Parece evidente que a função de pregoeiro inspirou a criação da função de agente de contratação. Se com o início da modalidade pregão, este agente público era visto apenas como o responsável pela condução da sessão da licitação, com o desenvolvimento da função ele passou a ganhar expertise e absorver outras atribuições, competências e responsabilidades, colaborando, inclusive, com atividades que eram praticadas por outros servidores e, em alguns órgãos, exercendo certa função de supervisor do procedimento licitatório como um todo.

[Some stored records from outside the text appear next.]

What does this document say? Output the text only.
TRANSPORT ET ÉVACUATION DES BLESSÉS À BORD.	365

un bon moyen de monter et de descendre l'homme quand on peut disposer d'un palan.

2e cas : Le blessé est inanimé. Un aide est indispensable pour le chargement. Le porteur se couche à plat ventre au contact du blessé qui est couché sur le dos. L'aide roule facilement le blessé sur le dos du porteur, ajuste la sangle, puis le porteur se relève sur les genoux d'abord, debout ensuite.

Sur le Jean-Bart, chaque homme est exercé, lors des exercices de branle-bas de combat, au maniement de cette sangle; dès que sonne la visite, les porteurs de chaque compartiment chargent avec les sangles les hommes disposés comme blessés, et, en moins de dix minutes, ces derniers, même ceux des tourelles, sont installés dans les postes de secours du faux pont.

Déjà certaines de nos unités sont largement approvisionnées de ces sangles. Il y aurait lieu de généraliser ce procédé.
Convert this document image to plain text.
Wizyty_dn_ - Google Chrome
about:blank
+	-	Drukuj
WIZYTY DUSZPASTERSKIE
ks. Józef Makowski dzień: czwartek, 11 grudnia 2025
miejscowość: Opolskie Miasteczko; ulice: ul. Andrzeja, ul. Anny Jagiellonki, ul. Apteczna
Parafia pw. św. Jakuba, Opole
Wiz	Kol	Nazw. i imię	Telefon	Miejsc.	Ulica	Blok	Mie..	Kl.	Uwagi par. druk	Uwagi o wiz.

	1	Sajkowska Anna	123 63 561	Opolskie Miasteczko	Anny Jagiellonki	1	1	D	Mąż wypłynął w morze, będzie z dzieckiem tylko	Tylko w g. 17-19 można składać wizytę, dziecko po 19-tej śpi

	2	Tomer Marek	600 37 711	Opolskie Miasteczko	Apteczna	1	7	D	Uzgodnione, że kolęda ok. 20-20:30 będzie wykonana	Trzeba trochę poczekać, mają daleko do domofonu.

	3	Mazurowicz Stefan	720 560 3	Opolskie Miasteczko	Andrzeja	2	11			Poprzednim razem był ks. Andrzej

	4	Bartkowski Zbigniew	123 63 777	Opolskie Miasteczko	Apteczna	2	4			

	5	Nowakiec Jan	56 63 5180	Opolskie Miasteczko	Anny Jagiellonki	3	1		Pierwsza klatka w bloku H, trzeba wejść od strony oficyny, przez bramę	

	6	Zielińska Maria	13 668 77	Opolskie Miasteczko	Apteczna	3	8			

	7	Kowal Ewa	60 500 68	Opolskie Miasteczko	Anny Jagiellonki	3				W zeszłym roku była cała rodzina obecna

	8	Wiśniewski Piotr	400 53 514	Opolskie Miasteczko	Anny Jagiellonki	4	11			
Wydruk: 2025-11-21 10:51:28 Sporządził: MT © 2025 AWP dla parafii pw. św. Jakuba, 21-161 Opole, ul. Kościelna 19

Segundo o inciso LX do artigo 6º da Lei nº 14.133/2021, o agente de contratação seria a pessoa designada pela autoridade competente, entre servidores efetivos ou empregados públicos dos quadros permanentes da Administração Pública, para tomar decisões, acompanhar o trâmite da licitação, dar impulso ao procedimento licitatório e executar quaisquer outras atividades necessárias ao bom andamento do certame até a homologação.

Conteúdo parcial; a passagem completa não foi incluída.